Why the anomaly likelihood is so high for the repeated data pattern? HELP

Hi, everyone

I use nupic anomaly model to detect the anomaly point from sine data, which is generated in the following way by repeating many times

np.sin(np.linspace(0,3.14*2,100))

The picture below shows very high anomaly_score, where anomaly is computed as follows

from nupic.algorithms import anomaly_likelihood
anomaly_score = anomaly_likelihood.AnomalyLikelihood.anomalyProbability(...)

I really don’t understand for such a extremely simple data pattern, nupic still got very high anomaly likelihood after learning many times. Why?
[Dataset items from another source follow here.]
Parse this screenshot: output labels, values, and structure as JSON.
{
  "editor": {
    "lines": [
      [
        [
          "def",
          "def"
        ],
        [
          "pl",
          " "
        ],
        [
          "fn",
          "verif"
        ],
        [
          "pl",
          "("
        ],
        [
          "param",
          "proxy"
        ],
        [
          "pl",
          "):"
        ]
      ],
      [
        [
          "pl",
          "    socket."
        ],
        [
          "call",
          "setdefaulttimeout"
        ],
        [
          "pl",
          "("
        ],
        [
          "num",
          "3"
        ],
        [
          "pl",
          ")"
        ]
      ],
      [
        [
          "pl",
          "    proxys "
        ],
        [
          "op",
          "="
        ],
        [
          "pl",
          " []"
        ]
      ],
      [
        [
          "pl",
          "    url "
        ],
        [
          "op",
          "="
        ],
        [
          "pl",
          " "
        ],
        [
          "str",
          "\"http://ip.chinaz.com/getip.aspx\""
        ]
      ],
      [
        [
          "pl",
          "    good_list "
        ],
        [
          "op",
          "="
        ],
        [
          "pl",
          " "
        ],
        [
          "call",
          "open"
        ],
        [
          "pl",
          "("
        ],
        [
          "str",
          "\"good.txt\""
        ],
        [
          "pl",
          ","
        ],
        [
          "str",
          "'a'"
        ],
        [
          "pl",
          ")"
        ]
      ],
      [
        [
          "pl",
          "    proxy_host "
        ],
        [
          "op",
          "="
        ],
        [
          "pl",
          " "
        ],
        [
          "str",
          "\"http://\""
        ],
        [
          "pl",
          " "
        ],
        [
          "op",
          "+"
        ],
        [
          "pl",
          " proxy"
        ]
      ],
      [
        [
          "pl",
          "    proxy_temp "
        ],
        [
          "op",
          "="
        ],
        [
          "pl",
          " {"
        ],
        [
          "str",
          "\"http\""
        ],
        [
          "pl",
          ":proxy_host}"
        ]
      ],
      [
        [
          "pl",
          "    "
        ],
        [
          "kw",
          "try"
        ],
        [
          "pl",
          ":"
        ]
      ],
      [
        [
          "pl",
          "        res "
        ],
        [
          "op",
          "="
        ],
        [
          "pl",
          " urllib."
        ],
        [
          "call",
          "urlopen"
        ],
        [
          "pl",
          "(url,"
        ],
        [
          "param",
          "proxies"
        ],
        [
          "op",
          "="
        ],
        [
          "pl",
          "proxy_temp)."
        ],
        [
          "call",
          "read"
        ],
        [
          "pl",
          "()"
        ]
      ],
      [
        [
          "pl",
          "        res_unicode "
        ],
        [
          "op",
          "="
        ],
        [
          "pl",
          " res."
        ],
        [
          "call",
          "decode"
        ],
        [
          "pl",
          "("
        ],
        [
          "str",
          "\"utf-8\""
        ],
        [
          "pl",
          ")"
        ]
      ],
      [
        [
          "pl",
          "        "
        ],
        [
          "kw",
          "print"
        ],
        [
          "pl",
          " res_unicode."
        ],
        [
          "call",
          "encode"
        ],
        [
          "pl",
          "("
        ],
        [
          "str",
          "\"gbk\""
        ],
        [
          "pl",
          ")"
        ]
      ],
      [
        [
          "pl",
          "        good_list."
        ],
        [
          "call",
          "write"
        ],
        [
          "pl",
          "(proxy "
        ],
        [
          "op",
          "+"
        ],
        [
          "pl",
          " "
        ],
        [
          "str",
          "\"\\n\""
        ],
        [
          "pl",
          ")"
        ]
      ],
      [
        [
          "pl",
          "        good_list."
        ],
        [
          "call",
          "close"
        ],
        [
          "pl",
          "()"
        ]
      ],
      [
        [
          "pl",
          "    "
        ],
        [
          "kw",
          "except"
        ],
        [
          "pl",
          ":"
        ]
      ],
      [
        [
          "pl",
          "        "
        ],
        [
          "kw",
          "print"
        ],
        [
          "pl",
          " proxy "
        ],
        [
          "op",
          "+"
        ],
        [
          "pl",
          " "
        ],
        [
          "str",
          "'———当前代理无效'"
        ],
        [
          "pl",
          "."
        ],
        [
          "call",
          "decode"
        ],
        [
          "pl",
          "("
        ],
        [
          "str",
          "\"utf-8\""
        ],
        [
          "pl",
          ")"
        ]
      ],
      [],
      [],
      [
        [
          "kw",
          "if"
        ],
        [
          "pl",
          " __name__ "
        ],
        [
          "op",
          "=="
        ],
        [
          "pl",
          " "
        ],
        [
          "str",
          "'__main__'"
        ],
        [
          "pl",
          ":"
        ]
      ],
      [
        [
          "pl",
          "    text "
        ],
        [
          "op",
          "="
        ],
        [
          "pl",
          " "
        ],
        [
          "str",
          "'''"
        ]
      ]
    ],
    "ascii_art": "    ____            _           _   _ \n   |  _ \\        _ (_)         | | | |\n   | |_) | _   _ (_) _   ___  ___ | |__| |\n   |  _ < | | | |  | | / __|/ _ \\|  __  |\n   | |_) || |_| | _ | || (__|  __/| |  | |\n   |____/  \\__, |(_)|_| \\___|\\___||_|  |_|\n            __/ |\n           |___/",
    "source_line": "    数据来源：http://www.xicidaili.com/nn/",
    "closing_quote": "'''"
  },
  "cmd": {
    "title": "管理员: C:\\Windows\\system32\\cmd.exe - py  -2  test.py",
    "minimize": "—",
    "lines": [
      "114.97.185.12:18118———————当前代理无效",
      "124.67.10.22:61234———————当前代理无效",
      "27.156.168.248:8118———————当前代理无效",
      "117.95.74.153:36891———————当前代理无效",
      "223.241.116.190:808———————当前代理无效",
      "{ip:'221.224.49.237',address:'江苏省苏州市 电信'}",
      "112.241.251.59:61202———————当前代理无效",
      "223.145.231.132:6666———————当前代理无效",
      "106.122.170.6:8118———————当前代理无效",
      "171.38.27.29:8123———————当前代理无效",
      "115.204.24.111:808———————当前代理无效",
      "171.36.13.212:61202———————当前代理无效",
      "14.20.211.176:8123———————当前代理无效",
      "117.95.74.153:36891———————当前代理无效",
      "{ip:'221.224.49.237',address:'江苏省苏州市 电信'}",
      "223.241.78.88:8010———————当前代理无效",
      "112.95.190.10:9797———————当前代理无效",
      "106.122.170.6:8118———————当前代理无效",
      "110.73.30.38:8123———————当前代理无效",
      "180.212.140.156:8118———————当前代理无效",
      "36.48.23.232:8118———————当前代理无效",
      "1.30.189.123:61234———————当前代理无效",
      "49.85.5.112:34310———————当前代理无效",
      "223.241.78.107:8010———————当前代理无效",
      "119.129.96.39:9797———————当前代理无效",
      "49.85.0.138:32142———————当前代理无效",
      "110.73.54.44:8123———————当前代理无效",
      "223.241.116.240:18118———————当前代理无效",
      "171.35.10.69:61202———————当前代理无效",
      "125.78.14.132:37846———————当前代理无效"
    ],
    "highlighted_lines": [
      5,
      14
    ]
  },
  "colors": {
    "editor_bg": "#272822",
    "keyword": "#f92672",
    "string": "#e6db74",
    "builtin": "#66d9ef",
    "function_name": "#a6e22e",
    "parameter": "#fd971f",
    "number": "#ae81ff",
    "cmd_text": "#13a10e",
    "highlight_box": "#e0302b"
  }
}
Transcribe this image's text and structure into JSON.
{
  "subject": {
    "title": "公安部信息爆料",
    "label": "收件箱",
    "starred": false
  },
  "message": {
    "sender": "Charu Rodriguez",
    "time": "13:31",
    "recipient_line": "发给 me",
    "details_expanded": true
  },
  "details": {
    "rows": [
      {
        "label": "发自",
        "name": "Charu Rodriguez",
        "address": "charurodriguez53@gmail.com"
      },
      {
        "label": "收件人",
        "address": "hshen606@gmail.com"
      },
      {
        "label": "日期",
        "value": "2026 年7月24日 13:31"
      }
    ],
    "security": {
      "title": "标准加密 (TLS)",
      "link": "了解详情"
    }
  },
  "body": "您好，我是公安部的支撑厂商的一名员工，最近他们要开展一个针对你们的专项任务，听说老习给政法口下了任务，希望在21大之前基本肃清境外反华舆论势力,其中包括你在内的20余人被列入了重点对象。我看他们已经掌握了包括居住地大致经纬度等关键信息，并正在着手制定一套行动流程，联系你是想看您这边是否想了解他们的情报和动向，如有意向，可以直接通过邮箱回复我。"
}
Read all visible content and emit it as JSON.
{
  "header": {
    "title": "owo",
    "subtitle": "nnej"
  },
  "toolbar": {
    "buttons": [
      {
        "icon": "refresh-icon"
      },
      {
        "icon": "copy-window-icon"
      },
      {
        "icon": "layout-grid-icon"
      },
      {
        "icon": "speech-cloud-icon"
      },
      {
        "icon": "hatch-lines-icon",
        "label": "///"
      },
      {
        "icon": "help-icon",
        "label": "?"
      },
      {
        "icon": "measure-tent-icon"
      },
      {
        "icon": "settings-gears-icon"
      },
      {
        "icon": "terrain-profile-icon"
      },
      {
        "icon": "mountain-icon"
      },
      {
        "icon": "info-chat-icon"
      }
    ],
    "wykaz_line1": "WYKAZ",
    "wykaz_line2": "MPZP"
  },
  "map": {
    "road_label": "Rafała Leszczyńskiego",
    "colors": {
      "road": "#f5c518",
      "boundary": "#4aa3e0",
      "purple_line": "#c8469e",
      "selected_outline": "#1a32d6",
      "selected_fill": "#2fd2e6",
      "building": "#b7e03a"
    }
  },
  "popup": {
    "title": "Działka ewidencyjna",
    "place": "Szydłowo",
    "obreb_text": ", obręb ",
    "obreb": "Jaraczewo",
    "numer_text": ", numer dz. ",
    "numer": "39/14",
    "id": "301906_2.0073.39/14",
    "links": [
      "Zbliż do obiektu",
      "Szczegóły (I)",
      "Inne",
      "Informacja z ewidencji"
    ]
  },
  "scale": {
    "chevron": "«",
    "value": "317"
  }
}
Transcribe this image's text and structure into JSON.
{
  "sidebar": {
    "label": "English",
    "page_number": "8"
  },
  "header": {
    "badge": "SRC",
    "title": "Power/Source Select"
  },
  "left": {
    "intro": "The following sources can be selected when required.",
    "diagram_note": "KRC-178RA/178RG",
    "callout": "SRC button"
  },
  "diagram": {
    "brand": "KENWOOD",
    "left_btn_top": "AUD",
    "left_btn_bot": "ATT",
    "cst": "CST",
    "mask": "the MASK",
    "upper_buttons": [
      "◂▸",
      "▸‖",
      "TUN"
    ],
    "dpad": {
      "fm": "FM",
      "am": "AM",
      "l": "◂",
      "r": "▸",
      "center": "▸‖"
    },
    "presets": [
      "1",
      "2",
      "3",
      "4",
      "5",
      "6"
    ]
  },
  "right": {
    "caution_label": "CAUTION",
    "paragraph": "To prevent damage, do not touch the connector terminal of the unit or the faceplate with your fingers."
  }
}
Here is the model param used for anomaly detection in json format.

{
    "aggregationInfo": {
        "hours": 0,
        "microseconds": 0,
        "seconds": 0,
        "fields": [],
        "weeks": 0,
        "months": 0,
        "minutes": 0,
        "days": 0,
        "milliseconds": 0,
        "years": 0
    },
    "model": "HTMPrediction",
    "version": 1,
    "predictAheadTime": null,
    "modelParams": {
        "sensorParams": {
            "verbosity": 0,
            "sensorAutoReset": null,
            "encoders": {
                "value": {
                    "name": "value",
                    "resolution": 0.001,
                    "n": 400,
                    "seed": 50,
                    "fieldname": "value",
                    "w": 21,
                    "type": "RandomDistributedScalarEncoder"
                }
            }
        },
        "anomalyParams": {
            "anomalyCacheRecords": null,
            "autoDetectThreshold": null,
            "autoDetectWaitRecords": 5030
        },
        "clEnable": true,
        "spParams": {
            "columnCount": 2048,
            "synPermInactiveDec": 0.0005,
            "spatialImp": "cpp",
            "synPermConnected": 0.2,
            "seed": 1956,
            "numActiveColumnsPerInhArea": 40,
            "globalInhibition": 1,
            "inputWidth": 0,
            "spVerbosity": 0,
            "synPermActiveInc": 0.003,
            "potentialPct": 0.8,
            "boostStrength": 1
        },
        "trainSPNetOnlyIfRequested": false,
        "clParams": {
            "alpha": 0.035828933612158,
            "verbosity": 0,
            "steps": "1",
            "regionName": "SDRClassifierRegion"
        },
        "inferenceType": "TemporalAnomaly",
        "spEnable": true,
        "tmParams": {
            "columnCount": 2048,
            "activationThreshold": 13,
            "pamLength": 3,
            "cellsPerColumn": 32,
            "permanenceDec": 0.1,
            "minThreshold": 10,
            "inputWidth": 2048,
            "maxSynapsesPerSegment": 32,
            "outputType": "normal",
            "globalDecay": 0.0,
            "initialPerm": 0.21,
            "newSynapseCount": 20,
            "maxAge": 0,
            "maxSegmentsPerCell": 128,
            "permanenceInc": 0.1,
            "temporalImp": "cpp",
            "seed": 1960,
            "verbosity": 0
        },
        "tmEnable": true
    }

Looking forward to reply!

Thanks

Let me suggest something… While you are generating your sine curve, after the model has learned it for like 100 cycles, start adding a random perturbation to the signal and see how it changes the anomaly score.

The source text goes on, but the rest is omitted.